Но пытать и дале Авраама Морхиня не стал. Повернувшись к Никитке, вдруг весело спросил:
— Ты Веселицу-то знал, поди?
— Как же…
— Объявился в городе…
— Свят-свят, — перекрестиля Никитка. — Это как же его с того света занесло?
— Жив и здоровехонек. Вчерась в кузню заходил, грозился: пойду ко князю с жалобой на Одноока.
— Неймется ему…
— Обобрал его Одноок, а еще и бил до смерти. Возьмет с Одноока князь виру [114].
— С Одноока возьмешь…
Морхиня тоже усумнился:
— Про то и я сказывал.
— А он что?
— Все едино, говорит. А Однооку я обид своих не спущу…
— Худо кончит Веселица.
— Да хуже-то куды?!
Авраам слушал их с охотой. Кузнец все больше нравился камнесечцу.
Когда Морхиня ушел, с печки подал голос Улыба:
— Бать, а бать…
— Не спишь?
— А я тож Веселицу видал. Тощой он и страшный. Глазищи как плошки. Ребятишки в него камни бросали…
— Не твое это дело, — недовольно сказал Никитка. — Мал ты еще…
— Бать, а бать…
— Ну что?
— А Веселица святой?
— С чего взял?
— Так мамка говорила…
— Мамка у тебя добрая. Все убогие у ней святые…

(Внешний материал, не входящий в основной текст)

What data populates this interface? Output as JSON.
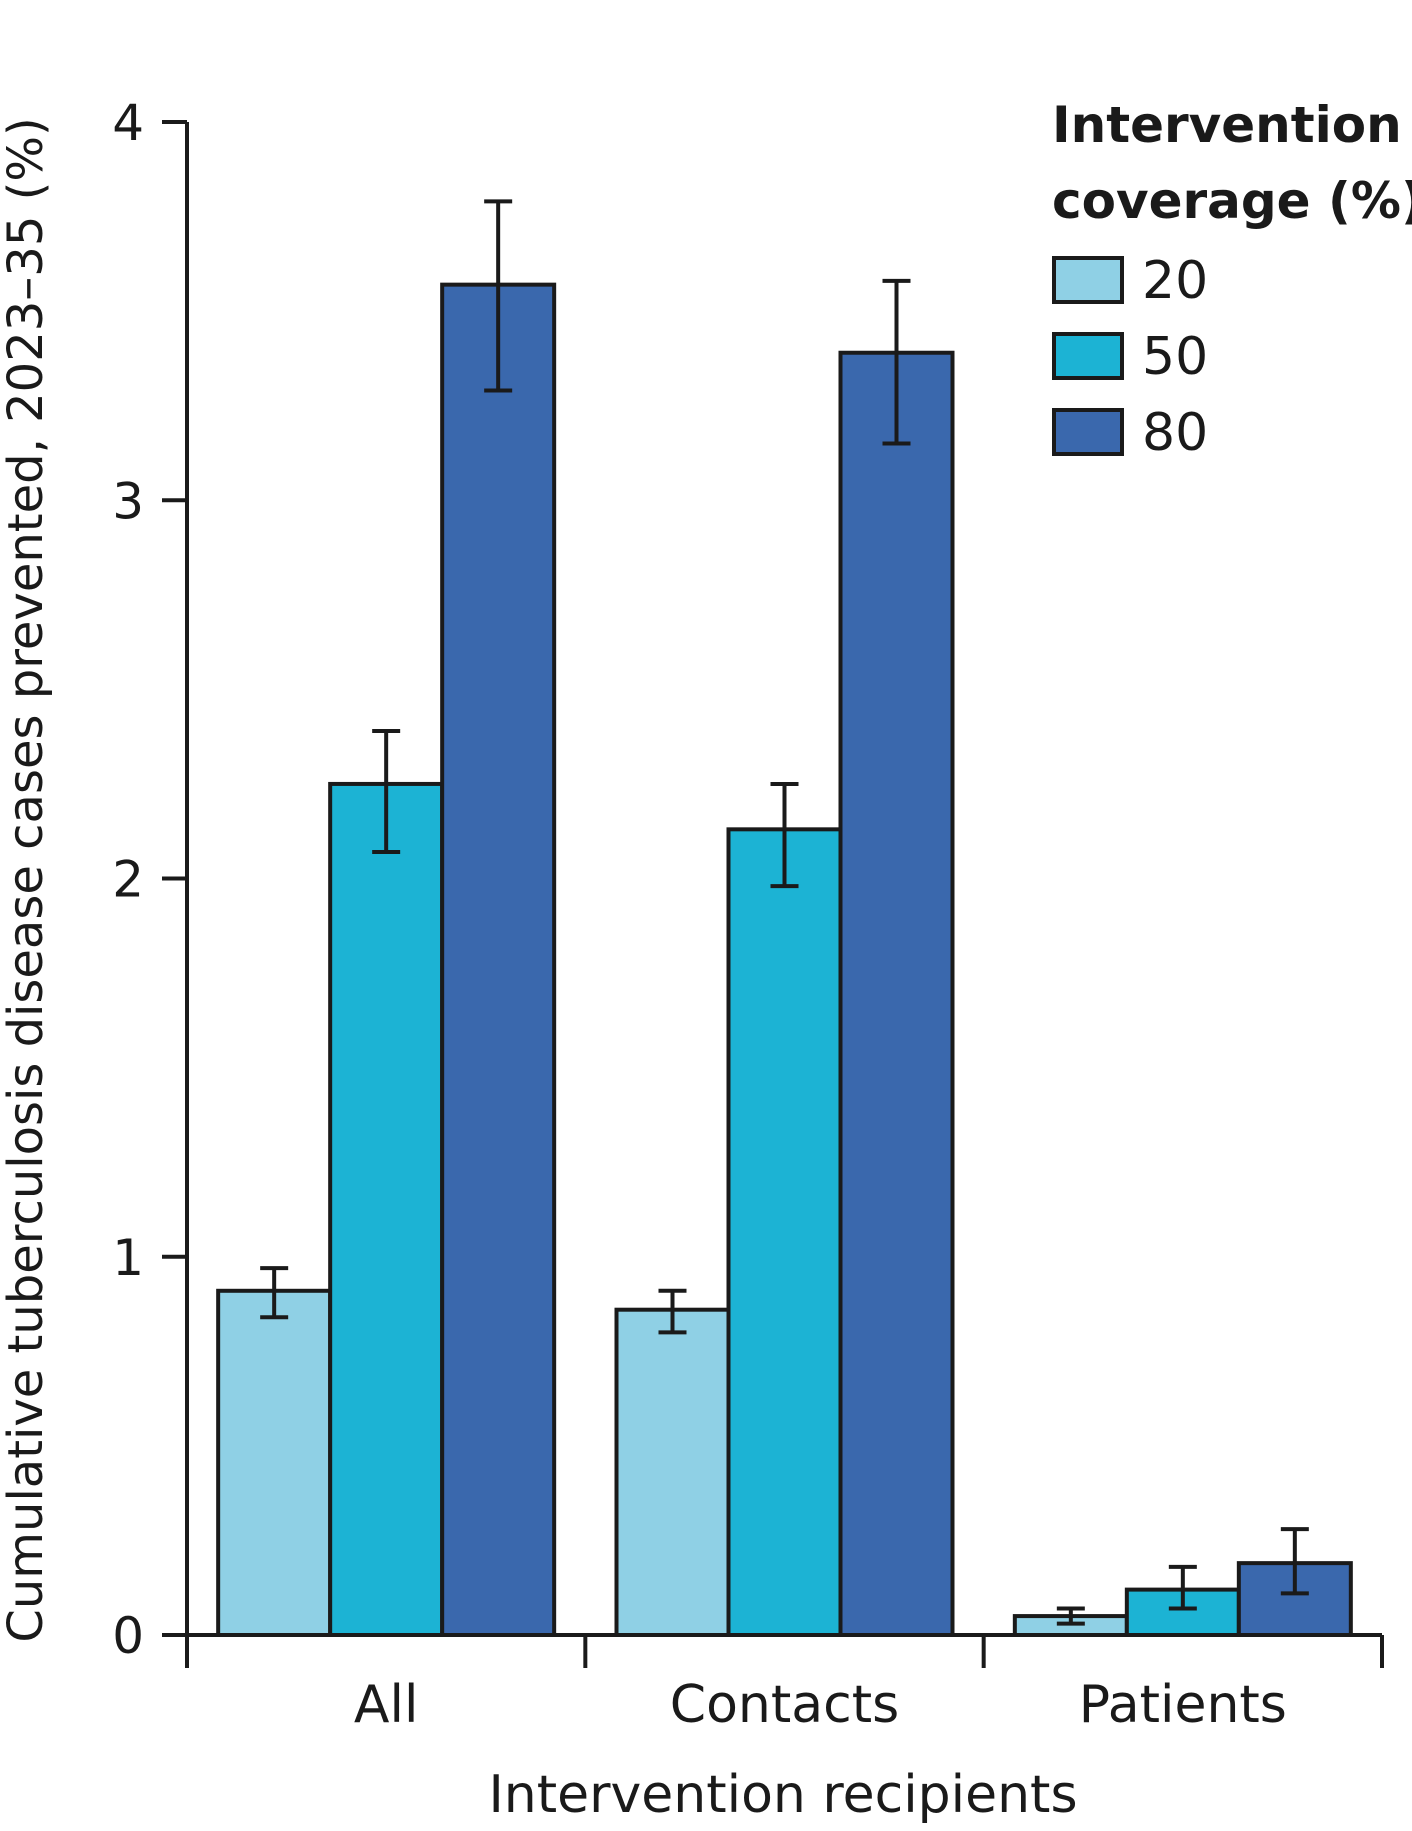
{
  "chart_data": {
    "type": "bar",
    "xlabel": "Intervention recipients",
    "ylabel": "Cumulative tuberculosis disease cases prevented, 2023–35 (%)",
    "ylim": [
      0,
      4
    ],
    "yticks": [
      "0",
      "1",
      "2",
      "3",
      "4"
    ],
    "categories": [
      "All",
      "Contacts",
      "Patients"
    ],
    "legend": {
      "title_line1": "Intervention",
      "title_line2": "coverage (%)",
      "placement": "top-right"
    },
    "series": [
      {
        "name": "20",
        "color": "#8fd0e5",
        "values": [
          0.91,
          0.86,
          0.05
        ],
        "err_low": [
          0.84,
          0.8,
          0.03
        ],
        "err_high": [
          0.97,
          0.91,
          0.07
        ]
      },
      {
        "name": "50",
        "color": "#1cb3d4",
        "values": [
          2.25,
          2.13,
          0.12
        ],
        "err_low": [
          2.07,
          1.98,
          0.07
        ],
        "err_high": [
          2.39,
          2.25,
          0.18
        ]
      },
      {
        "name": "80",
        "color": "#3a68ad",
        "values": [
          3.57,
          3.39,
          0.19
        ],
        "err_low": [
          3.29,
          3.15,
          0.11
        ],
        "err_high": [
          3.79,
          3.58,
          0.28
        ]
      }
    ],
    "grid": false
  }
}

Не нравились Никитке вопросы Улыбы — бередили они и его старые раны. Разве мальцу объяснишь, откуда берется горечь? Вырастет — сам поймет…
— Всюду не легок в жизни праведно добытый хлеб, — сказал, укладываясь спать на лавке, Авраам. — А нам не легок вдвойне: своя назола [115] свербит, от чужой сбежать нет мочи… Облика господня в людях не стало.
— Совестливый ты, Авраам. Да у других-то брюхо ровно дырявый куль: сколь в него ни сыпь — все мало. Спи…
Улыба уже тихонько похрапывал на печи. Аленка спала за перегородкой в закутке.
Ветер шуршал по крыше ледяной крупой.
4
Жизнь человека подобна проточной воде. Одна катится по равнине широко и спокойно; другая — шумит и пенится, сотрясая пороги; иная тоненьким ручейком струится в тени добрых дерев, а бывает и так, что, едва родившись, иссякает она вблизи своего истока — слаба ее жила, не хватает ей силы пробиться к морю, выпивают ее шершавыми губами жаждущие поля, набравшись живительной влаги, взрастают золотыми колосьями к синему небу…
Свой норов у каждой воды, своя судьба, но зря не пропадет и самая малая капля.
Схоронили чернецы Чурилу — и пусто сделалось в святой обители. Куда ни сунься, в какой угол ни загляни — всюду его следы. Кажется, вот-вот выйдет он, могуч и длинноволос, на выложенный плашками чистый двор, сбегутся к нему монахи слушать его чудные рассказы, разинут рты, замрут в изумлении. И умом господь наградил его недюжинным, и богатырским сложением. Казалось всем, что нет Чуриле изводу. Казалось, вечно пребывать ему на земле, как этим лесам, лугам и пажитям, что раскинулись за Каменкою в плодородном ополье.
А вот на ж поди — и его час настал, кончились и его силы.
Трудно расставался с жизнью своей Чурила. Стали примечать монахи, что сделался он не в меру задумчив и одинок. Бывало, раньше-то видели его и на трапезе, и во дворе, беседующим с игуменом, и на молитве в соборе, от коей не отступал он и тогда, когда совсем ослеп, и покорный отрок неторопливо водил его на службу и со службы обратно в келью.